# 2. Images in MotionΒΆ

Imagine a horse walking, i.e. moving, in front of a (pinhole) camera. Also imagine that you could look at the back plane of the camera where the image is projected. Then you would see the moving horse. At every moment in time $$t$$ there is an image $$f(x,y)$$ projected on the backplane. To indicate the time dependence we can represent the ‘image in motion’ as a function in 3 arguments: $$f(x,y,t)$$.

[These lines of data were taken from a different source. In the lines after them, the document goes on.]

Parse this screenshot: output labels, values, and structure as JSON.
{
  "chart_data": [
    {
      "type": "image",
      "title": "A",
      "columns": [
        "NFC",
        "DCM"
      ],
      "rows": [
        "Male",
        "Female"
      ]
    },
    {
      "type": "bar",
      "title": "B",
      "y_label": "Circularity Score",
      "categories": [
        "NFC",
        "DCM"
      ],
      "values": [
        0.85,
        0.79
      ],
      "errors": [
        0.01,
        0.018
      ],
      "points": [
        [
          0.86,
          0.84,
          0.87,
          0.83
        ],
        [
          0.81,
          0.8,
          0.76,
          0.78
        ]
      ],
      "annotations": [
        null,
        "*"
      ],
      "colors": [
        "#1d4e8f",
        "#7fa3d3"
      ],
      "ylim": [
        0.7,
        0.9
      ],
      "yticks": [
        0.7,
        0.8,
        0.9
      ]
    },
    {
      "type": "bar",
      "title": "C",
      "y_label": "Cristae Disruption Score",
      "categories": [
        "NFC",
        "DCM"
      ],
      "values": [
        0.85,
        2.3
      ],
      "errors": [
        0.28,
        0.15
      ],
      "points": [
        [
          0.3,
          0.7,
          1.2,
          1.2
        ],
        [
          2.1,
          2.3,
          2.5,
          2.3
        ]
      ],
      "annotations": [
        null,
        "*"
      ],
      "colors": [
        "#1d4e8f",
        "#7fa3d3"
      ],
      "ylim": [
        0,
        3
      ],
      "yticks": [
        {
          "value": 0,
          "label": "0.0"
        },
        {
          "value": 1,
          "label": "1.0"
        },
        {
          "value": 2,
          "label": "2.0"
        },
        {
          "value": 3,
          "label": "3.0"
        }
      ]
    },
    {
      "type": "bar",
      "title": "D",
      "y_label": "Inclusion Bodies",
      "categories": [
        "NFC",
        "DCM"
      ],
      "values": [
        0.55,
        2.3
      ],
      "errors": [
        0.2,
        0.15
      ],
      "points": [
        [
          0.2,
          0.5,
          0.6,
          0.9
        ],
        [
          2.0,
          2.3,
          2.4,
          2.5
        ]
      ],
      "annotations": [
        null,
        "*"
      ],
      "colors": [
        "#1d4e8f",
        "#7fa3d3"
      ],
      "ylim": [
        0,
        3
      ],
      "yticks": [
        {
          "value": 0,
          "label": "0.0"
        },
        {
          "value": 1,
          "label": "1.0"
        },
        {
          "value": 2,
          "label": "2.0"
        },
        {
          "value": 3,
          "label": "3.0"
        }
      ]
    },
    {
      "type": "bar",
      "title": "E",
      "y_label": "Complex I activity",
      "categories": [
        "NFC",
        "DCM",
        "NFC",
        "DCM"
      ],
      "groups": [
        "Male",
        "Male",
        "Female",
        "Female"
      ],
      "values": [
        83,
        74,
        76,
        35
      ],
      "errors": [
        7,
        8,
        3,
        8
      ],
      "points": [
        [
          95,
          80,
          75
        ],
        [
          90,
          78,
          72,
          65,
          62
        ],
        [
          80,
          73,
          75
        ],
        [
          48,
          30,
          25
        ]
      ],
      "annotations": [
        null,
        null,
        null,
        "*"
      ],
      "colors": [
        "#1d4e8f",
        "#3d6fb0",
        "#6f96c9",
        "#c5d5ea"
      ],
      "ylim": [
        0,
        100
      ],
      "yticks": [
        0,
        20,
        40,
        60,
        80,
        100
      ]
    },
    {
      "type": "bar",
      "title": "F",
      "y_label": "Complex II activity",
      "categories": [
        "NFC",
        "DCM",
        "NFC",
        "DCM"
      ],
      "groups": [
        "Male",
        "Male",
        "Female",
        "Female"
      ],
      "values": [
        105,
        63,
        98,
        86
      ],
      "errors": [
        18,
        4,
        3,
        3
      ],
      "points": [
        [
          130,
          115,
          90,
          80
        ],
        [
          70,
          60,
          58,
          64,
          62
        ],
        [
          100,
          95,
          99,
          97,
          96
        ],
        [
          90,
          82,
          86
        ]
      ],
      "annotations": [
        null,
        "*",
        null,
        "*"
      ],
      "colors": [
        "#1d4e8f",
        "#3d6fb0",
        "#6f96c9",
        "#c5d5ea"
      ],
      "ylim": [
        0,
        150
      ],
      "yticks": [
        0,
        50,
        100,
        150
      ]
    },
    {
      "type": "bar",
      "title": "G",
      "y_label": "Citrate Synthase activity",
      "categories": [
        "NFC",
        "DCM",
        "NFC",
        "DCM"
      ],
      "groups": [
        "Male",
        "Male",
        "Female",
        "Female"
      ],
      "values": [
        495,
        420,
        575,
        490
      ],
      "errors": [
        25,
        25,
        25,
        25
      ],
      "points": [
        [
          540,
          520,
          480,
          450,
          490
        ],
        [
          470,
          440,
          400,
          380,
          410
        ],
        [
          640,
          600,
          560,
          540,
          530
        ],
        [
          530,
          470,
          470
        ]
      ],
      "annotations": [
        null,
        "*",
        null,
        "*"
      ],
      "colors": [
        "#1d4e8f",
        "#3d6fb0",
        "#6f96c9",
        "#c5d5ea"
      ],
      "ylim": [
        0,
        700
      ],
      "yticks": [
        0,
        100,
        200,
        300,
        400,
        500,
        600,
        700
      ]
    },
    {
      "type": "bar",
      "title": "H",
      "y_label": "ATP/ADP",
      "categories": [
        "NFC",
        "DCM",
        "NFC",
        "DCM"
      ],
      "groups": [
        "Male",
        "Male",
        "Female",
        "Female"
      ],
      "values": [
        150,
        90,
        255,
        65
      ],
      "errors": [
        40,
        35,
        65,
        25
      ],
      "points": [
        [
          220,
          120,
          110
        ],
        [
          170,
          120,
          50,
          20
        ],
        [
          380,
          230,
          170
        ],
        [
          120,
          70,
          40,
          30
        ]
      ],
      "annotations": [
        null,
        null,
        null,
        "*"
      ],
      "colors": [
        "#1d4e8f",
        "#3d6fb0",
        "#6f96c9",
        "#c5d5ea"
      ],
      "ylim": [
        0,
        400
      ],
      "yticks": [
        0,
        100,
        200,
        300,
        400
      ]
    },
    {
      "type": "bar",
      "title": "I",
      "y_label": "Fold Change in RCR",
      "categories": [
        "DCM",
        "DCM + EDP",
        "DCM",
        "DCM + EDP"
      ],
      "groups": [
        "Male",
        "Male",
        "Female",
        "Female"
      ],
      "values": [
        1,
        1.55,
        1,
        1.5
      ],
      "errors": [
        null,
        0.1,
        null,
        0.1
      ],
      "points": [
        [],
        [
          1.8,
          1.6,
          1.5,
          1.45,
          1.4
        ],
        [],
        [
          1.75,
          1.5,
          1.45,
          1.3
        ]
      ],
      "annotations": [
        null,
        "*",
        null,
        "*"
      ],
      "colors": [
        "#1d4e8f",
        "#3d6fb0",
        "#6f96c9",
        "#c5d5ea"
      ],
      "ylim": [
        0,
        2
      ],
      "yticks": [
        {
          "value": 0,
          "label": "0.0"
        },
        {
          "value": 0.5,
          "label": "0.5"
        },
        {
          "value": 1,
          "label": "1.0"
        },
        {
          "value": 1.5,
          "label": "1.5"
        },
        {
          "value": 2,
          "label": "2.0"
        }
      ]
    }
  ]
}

Conceptually we think of an image as a 2D function with the continuous plane $$\setR^2$$ as its domain. Equivalently, an ‘image in motion’ is defined as a 3D function defined on the domain $$\setR^2\times\setR$$: both the spatial coordinates $$x,y$$ as well as the time ‘coordinate’ $$t$$ are continuous.

Evidently just like we need sampling to represent images with a finite amount of data, we also need to sample the time coordinate. A sampled ‘image in motion’ is most often called a video sequence. Each image in the sequence is called a frame.

Sampling images is possible because the human eye cannot resolve small details, i.e. when looking at a sampled image from a distance we don’t see the pixels anymore. The same is true for images in motion. If you present the human eye with a rapid sequence of images we cannot distinguish the individual frames anymore.

A video simply thus is nothing more then a lot of images displayed on the screen in a rapid sequence.

• Instead of considering the movement of all points in the image we are often interested only in the movement of an object depicted in the images in the sequence. This leads to motion tracking algorithms. For motion tracking we often assume that given the position and shape of an object at time $$t_0$$ the task is to find the object in the images for $$t>t_0$$.